DoJ's response to procession by members of legal sector

     In response to the procession by certain members of the legal sector today (June 6), a spokesman for the Department of Justice (DoJ) issued the following statement:

     The Fugitive Offenders and Mutual Legal Assistance in Criminal Matters Legislation (Amendment) Bill 2019 aims to deal with the Taiwan murder case and seeks to plug the loopholes in the current regime for legal co-operation in criminal matters.

     The surrender of fugitive offenders and mutual legal assistance regimes in Hong Kong are devised with reference to the guidelines and model treaties endorsed by the United Nations, and are consistent with human rights protection principles that are commonly followed by the international community. For special surrender arrangements prescribed under the Bill, there can be more safeguards for the protection of the rights of the subject, apart from those provided for by the existing Fugitive Offenders Ordinance (FOO).

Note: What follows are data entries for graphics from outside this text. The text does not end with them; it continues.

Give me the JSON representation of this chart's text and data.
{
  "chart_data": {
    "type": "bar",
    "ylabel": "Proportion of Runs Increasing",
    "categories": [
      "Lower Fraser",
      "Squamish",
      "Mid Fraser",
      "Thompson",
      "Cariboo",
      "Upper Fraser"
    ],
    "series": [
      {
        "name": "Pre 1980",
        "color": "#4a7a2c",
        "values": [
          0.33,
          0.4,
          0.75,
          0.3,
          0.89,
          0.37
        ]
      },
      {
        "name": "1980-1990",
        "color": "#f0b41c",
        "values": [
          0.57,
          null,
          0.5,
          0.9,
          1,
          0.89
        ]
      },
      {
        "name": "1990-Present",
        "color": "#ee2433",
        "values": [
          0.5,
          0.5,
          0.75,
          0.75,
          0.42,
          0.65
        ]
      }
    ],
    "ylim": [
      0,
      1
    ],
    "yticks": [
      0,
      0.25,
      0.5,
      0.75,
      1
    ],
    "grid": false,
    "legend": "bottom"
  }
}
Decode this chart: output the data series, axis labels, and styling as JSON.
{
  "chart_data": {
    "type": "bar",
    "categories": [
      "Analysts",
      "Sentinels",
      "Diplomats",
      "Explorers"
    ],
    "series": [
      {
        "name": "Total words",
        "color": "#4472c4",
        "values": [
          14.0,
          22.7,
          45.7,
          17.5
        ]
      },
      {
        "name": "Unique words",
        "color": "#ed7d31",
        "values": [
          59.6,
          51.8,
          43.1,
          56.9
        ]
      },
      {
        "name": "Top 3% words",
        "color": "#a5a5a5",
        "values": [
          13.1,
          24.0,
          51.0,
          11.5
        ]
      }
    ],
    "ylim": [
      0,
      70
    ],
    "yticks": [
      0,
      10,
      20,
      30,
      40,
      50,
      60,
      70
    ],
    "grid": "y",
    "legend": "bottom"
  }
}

     The Government has been adopting extremely stringent procedures in handling requests for surrender of fugitive offenders. The existing legislation sets out the appropriate human rights and procedural safeguards, as well as the gatekeeping roles of the court and the executive authorities. Executive scrutiny includes the DoJ's examination on whether the surrender request satisfies the legal requirements and the Chief Executive's decision taking into account the DoJ's advice. The judicial process includes open court hearings and application for judicial review (Note 1), habeas corpus (Note 2) or both by the person involved.

     The FOO has been operating effectively for over almost 22 years since its enactment, striking a balance between pursuit of fugitives and protection of human rights.

     The independence of the Judiciary is constitutionally provided for and enshrined in Article 85 of the Basic Law. At the same time, the tenure of office of judges is protected by Article 89 of the Basic Law.

     More importantly, the independence of judges is also reflected in the Judicial Oath, which is a solemn undertaking by every judge to serve the Hong Kong Special Administrative Region and administer justice "without fear or favour, self-interest or deceit". The DoJ firmly believes that the Judiciary and all its judicial officers will continue to exercise judicial power in a fair and just manner, and free from any interference.

Note 1: The Chief Executive's issue of authority to proceed or surrender order is susceptible to judicial review, see Robert Henry Cosby v Chief Executive of the HKSAR [1999] HKEC 691, Cheng Chui Ping v the Chief Executive of the Hong Kong Special Administrative Region and the United States of America [2002] HKCU 5.

Note 2: HO Man Kong v Superintendent of Lai Chi Kok Reception Centre [2011] HKEC 1037 is a case on habeas corpus.